Reynolds smiled, but it was a brief and fleeting expression, and her own eyes narrowed.
“What is it?” she asked in a rather different tone.
“Your Grace, I’ve got something you need to hear.”
Office of the Second Space Lord
Admiralty House
City of Landing
Manticore
Star Empire of Manticore
“Sorry it took me so long, Pat,” Hamish Alexander-Harrington, Earl White Haven and First Lord of Admiralty, said, as he followed Commander Terry Lassaline Admiral Patricia Givens’s new chief of staff, through Givens’s office door. Tobias Stimson, his personal armsman peeled off outside the door. “We were in transit when your message came in. So what’s this all about? I assume there’s a reason I’m here instead of talking to the Select Committee, where I’m supposed to be?”
“Actually, Hamish,” a familiar soprano said from the office’s smart wall, “I’m the one who’s messed up your schedule. Sorry about that. I’m sure you’re looking forward to talking to the Committee almost as enthusiastically as I’m looking forward to that state dinner tonight.”
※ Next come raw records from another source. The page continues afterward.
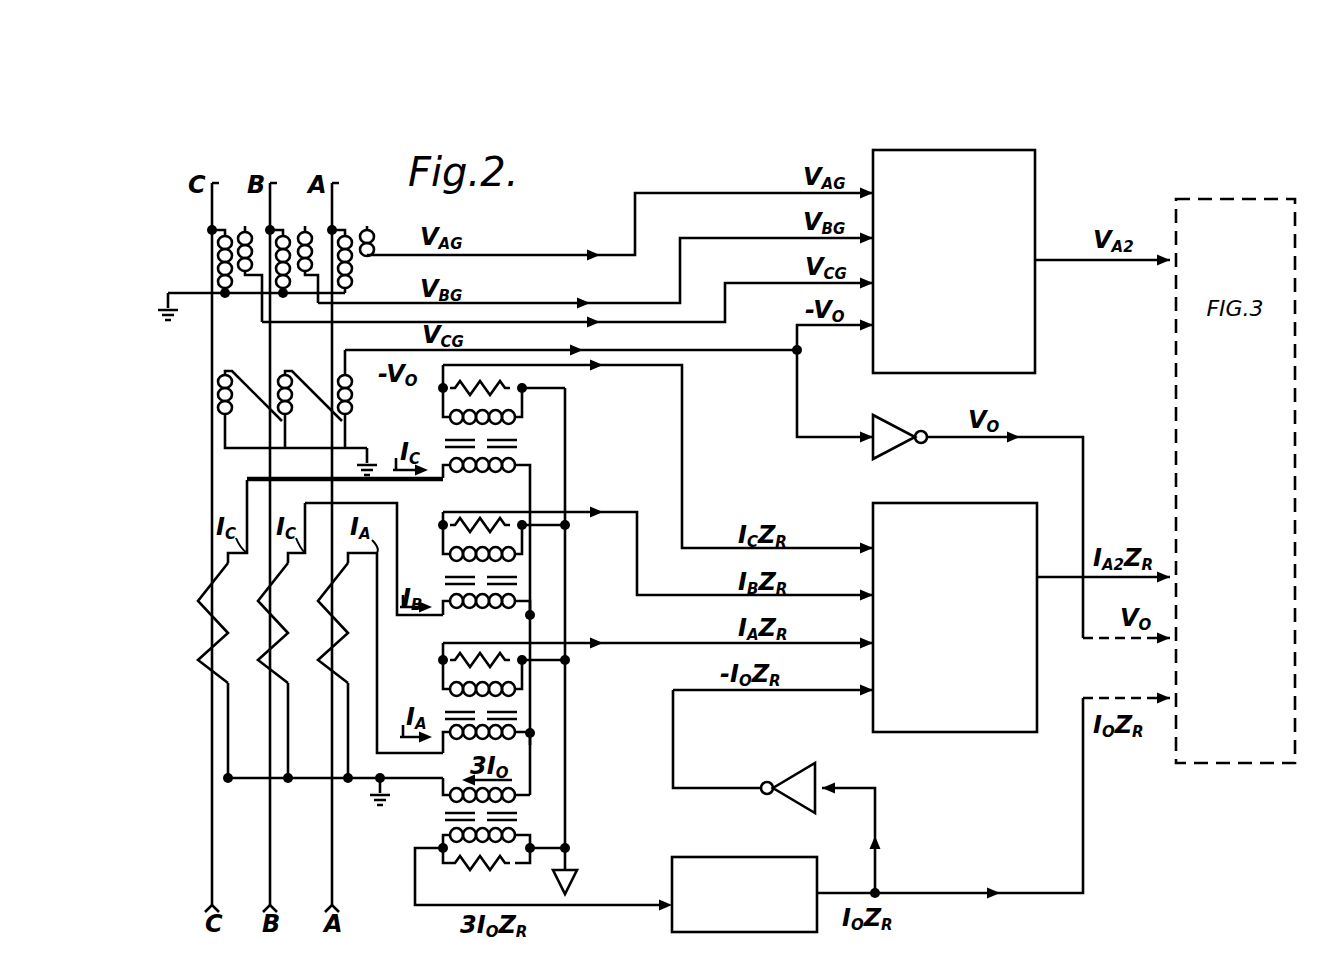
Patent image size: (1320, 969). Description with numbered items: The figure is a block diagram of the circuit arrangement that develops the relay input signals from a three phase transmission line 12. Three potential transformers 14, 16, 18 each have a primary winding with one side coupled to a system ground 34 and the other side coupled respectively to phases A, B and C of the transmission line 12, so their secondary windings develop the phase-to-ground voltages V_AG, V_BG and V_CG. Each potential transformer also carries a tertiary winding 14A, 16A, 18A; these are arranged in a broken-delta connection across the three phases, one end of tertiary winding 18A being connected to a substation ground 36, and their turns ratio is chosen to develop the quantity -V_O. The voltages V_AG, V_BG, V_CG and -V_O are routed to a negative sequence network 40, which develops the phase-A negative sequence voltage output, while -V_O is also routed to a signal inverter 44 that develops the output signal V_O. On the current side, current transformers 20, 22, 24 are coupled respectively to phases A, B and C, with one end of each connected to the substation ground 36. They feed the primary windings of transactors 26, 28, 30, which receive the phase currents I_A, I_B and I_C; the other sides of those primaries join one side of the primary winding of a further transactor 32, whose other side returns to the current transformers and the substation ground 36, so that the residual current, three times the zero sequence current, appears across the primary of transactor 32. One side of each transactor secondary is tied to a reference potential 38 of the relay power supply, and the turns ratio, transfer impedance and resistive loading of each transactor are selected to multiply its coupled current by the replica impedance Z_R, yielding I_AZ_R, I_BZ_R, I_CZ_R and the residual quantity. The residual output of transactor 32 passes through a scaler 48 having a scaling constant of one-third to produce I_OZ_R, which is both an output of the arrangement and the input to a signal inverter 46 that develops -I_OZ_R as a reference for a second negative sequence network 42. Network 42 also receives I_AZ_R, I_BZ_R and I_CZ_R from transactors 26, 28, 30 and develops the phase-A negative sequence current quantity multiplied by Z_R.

The three phase transmission line 12 is at (306, 176).
The potential transformer 14 is at (364, 226).
The potential transformer 16 is at (309, 226).
The potential transformer 18 is at (252, 226).
The tertiary winding 14A is at (366, 398).
The tertiary winding 16A is at (310, 409).
The tertiary winding 18A is at (250, 409).
The current transformer 20 is at (334, 674).
The current transformer 22 is at (274, 674).
The current transformer 24 is at (214, 674).
The transactor 26 is at (525, 712).
The transactor 28 is at (525, 584).
The transactor 30 is at (525, 450).
The transactor 32 is at (445, 818).
The system ground 34 is at (168, 296).
The substation ground 36 is at (360, 452).
The reference potential 38 is at (582, 882).
The negative sequence network 40 is at (958, 331).
The negative sequence network 42 is at (964, 687).
The inverter 44 is at (918, 450).
The signal inverter 46 is at (803, 768).
The scaler 48 is at (751, 857).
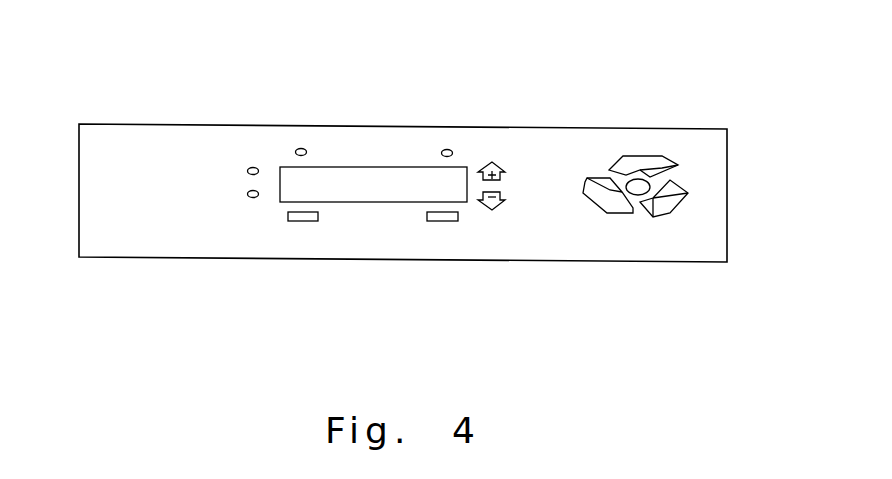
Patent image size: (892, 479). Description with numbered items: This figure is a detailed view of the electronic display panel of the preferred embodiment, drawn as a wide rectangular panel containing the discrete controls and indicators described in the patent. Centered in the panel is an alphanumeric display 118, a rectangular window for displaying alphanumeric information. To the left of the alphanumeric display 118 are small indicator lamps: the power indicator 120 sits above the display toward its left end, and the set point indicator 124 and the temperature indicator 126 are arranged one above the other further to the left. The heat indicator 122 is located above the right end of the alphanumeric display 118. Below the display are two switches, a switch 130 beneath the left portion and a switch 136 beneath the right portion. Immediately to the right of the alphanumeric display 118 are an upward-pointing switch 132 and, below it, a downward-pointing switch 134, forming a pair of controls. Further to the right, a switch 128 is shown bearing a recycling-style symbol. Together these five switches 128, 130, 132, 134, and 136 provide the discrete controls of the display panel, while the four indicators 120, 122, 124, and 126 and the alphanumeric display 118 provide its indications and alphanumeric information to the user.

The alphanumeric display 118 is at (372, 177).
The power indicator 120 is at (298, 148).
The heat indicator 122 is at (447, 149).
The set point indicator 124 is at (253, 167).
The temperature indicator 126 is at (253, 197).
The switch 128 is at (643, 175).
The switch 130 is at (302, 221).
The switch 132 is at (495, 162).
The switch 134 is at (496, 210).
The switch 136 is at (442, 221).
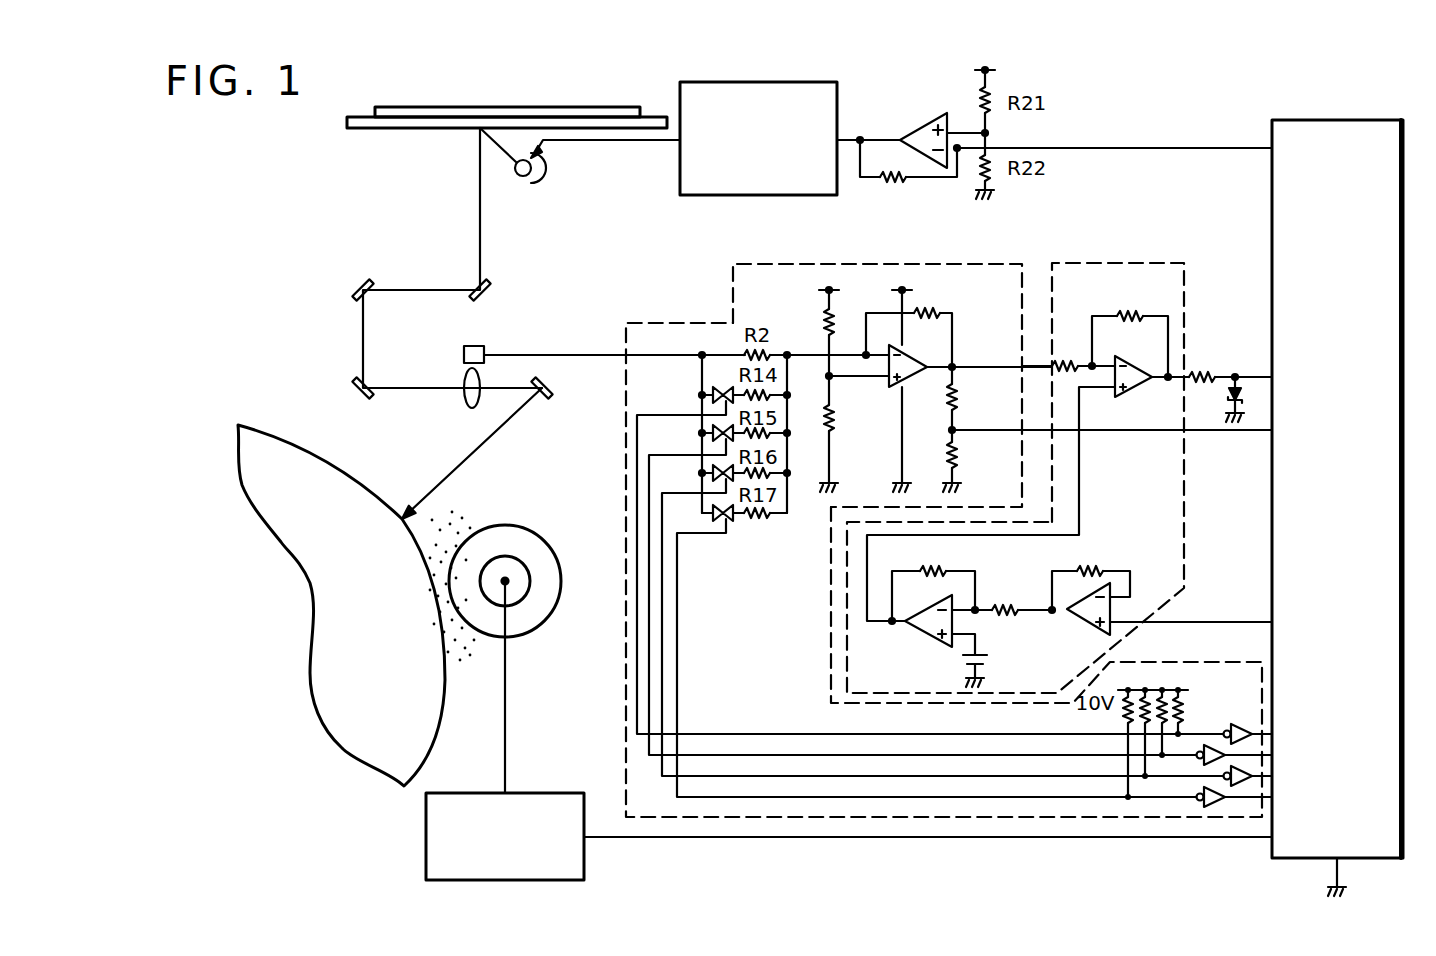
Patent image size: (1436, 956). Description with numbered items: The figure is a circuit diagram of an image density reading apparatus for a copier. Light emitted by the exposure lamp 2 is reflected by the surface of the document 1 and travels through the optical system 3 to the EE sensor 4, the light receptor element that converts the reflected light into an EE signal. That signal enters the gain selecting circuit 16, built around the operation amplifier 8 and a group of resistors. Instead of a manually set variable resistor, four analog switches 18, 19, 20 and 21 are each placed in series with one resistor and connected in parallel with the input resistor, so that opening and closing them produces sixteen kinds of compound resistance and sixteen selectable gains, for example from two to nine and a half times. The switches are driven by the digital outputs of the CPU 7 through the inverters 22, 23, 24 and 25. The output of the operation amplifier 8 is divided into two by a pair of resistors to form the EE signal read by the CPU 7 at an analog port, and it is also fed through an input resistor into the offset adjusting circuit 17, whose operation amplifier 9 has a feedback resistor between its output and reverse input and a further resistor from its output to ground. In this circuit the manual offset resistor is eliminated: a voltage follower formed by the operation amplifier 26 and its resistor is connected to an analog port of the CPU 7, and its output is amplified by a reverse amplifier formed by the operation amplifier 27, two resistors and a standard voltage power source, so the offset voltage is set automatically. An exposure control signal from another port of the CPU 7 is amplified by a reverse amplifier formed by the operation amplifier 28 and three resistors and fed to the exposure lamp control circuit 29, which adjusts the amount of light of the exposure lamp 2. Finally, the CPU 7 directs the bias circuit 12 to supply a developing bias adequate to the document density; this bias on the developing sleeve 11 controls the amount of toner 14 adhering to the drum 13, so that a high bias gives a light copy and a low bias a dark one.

The document 1 is at (570, 107).
The exposure lamp 2 is at (522, 177).
The optical system 3 is at (470, 408).
The EE sensor 4 is at (478, 346).
The CPU 7 is at (1335, 120).
The operation amplifier 8 is at (895, 385).
The operation amplifier 9 is at (1130, 390).
The developing sleeve 11 is at (505, 526).
The bias circuit 12 is at (524, 793).
The drum 13 is at (240, 485).
The toner 14 is at (466, 647).
The gain selecting circuit 16 is at (880, 264).
The offset adjusting circuit 17 is at (1088, 263).
The analog switch 18 is at (718, 390).
The analog switch 19 is at (718, 430).
The analog switch 20 is at (718, 470).
The analog switch 21 is at (730, 521).
The inverter 22 is at (1233, 724).
The inverter 23 is at (1212, 747).
The inverter 24 is at (1240, 787).
The inverter 25 is at (1212, 808).
The operation amplifier 26 is at (1092, 624).
The operation amplifier 27 is at (930, 635).
The operation amplifier 28 is at (925, 117).
The exposure lamp control circuit 29 is at (806, 82).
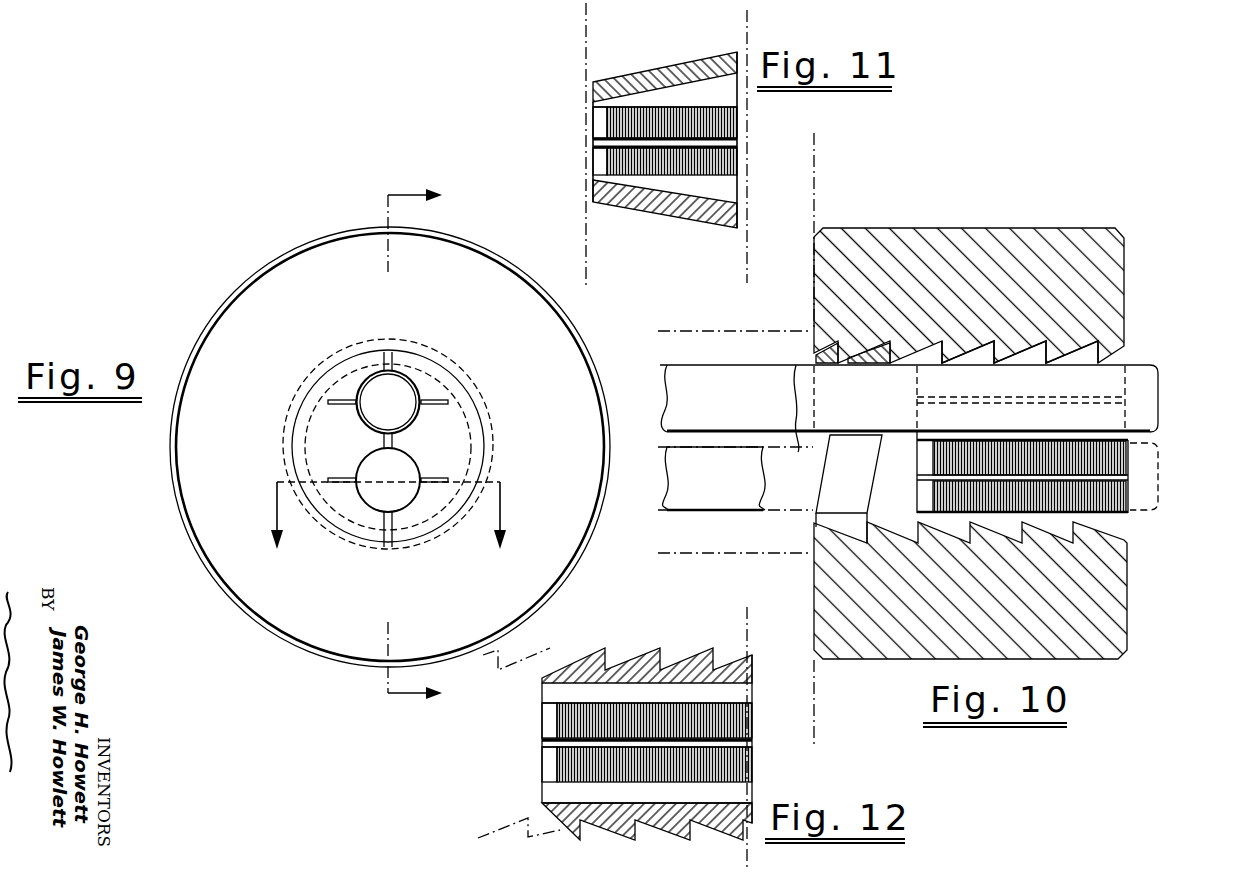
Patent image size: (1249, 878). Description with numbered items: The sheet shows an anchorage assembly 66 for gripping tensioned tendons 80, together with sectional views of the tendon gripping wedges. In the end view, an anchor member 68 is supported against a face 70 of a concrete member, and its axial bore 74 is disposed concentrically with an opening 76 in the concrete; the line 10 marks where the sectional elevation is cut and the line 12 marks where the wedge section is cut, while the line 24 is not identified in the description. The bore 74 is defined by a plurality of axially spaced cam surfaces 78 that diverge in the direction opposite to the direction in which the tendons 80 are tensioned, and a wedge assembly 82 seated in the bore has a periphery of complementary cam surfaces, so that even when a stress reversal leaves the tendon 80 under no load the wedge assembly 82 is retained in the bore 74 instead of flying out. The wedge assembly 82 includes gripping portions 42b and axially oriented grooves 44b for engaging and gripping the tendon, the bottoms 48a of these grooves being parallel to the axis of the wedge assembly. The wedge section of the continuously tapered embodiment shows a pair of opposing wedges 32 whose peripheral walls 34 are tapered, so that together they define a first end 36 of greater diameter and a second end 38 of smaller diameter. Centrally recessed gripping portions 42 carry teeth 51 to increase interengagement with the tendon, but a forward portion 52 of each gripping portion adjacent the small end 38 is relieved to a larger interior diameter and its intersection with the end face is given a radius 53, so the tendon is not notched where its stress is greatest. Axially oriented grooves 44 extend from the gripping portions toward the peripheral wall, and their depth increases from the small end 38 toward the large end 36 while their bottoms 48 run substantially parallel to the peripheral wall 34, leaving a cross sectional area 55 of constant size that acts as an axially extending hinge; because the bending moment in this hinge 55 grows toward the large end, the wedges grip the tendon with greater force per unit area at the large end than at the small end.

In FIG. 9, the section line 10— 10 is at (428, 447).
In FIG. 9, the section line 12— 12 is at (388, 526).
In FIG. 10, the section line 12— 12 is at (806, 202).
In FIG. 11, the axis line 24 is at (752, 252).
In FIG. 11, the wedges 32 is at (578, 125).
In FIG. 11, the peripheral walls 34 is at (662, 70).
In FIG. 11, the first end 36 is at (740, 58).
In FIG. 11, the second end 38 is at (593, 107).
In FIG. 11, the gripping portions 42 is at (722, 125).
In FIG. 11, the grooves 44 is at (725, 97).
In FIG. 11, the bottoms 48 is at (700, 84).
In FIG. 11, the teeth 51 is at (680, 178).
In FIG. 11, the forward portion 52 is at (618, 195).
In FIG. 11, the radius 53 is at (595, 172).
In FIG. 11, the cross sectional area 55 is at (692, 213).
In FIG. 9, the anchorage assembly 66 is at (267, 240).
In FIG. 10, the anchorage assembly 66 is at (1170, 206).
In FIG. 9, the anchor member 68 is at (302, 608).
In FIG. 10, the anchor member 68 is at (1112, 289).
In FIG. 10, the face 70 is at (816, 212).
In FIG. 10, the axial bore 74 is at (824, 468).
In FIG. 10, the opening 76 is at (786, 552).
In FIG. 10, the cam surfaces 78 is at (888, 341).
In FIG. 12, the cam surfaces 78 is at (506, 832).
In FIG. 9, the tendons 80 is at (398, 410).
In FIG. 10, the tendons 80 is at (733, 417).
In FIG. 9, the wedge assembly 82 is at (334, 553).
In FIG. 10, the wedge assembly 82 is at (1162, 541).
In FIG. 12, the wedge assembly 82 is at (770, 736).
In FIG. 10, the gripping portions 42b is at (1093, 517).
In FIG. 12, the gripping portions 42b is at (745, 775).
In FIG. 10, the grooves 44b is at (1017, 515).
In FIG. 12, the grooves 44b is at (552, 697).
In FIG. 12, the bottoms 48a is at (752, 690).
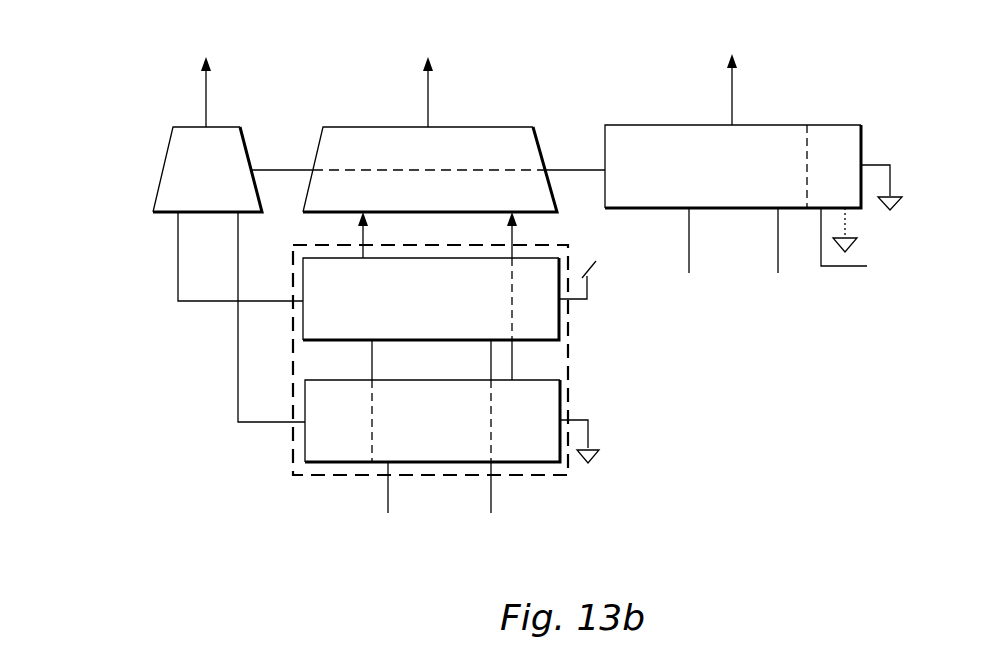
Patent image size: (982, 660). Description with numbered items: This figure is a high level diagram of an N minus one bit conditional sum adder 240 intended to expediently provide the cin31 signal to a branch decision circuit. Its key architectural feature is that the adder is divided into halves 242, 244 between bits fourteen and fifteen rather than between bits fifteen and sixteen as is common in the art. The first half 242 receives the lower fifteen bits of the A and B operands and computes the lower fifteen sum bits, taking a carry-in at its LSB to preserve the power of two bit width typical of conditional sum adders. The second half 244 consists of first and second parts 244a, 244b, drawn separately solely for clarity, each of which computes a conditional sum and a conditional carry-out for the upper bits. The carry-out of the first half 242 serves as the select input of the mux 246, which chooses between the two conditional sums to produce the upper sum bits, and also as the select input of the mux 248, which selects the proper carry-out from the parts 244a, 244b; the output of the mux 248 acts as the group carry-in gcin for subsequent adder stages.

The conditional sum adder 240 is at (132, 143).
The first half 242 is at (752, 164).
The second half 244 is at (294, 456).
The first part 244a is at (470, 425).
The second part 244b is at (475, 307).
The mux 246 is at (455, 203).
The mux 248 is at (238, 203).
“Honor!” White Haven’s incipient frown disappeared as he turned to face the smart wall. “If you needed to talk to me, there are simpler ways to do it.”
“I’m aware.” His wife shook her head with a certain resignation as Lassaline touched White Haven’s elbow and pointed at one of the armchairs facing the smart wall. “Unfortunately, this call isn’t a social occasion. There’s something you need to see.”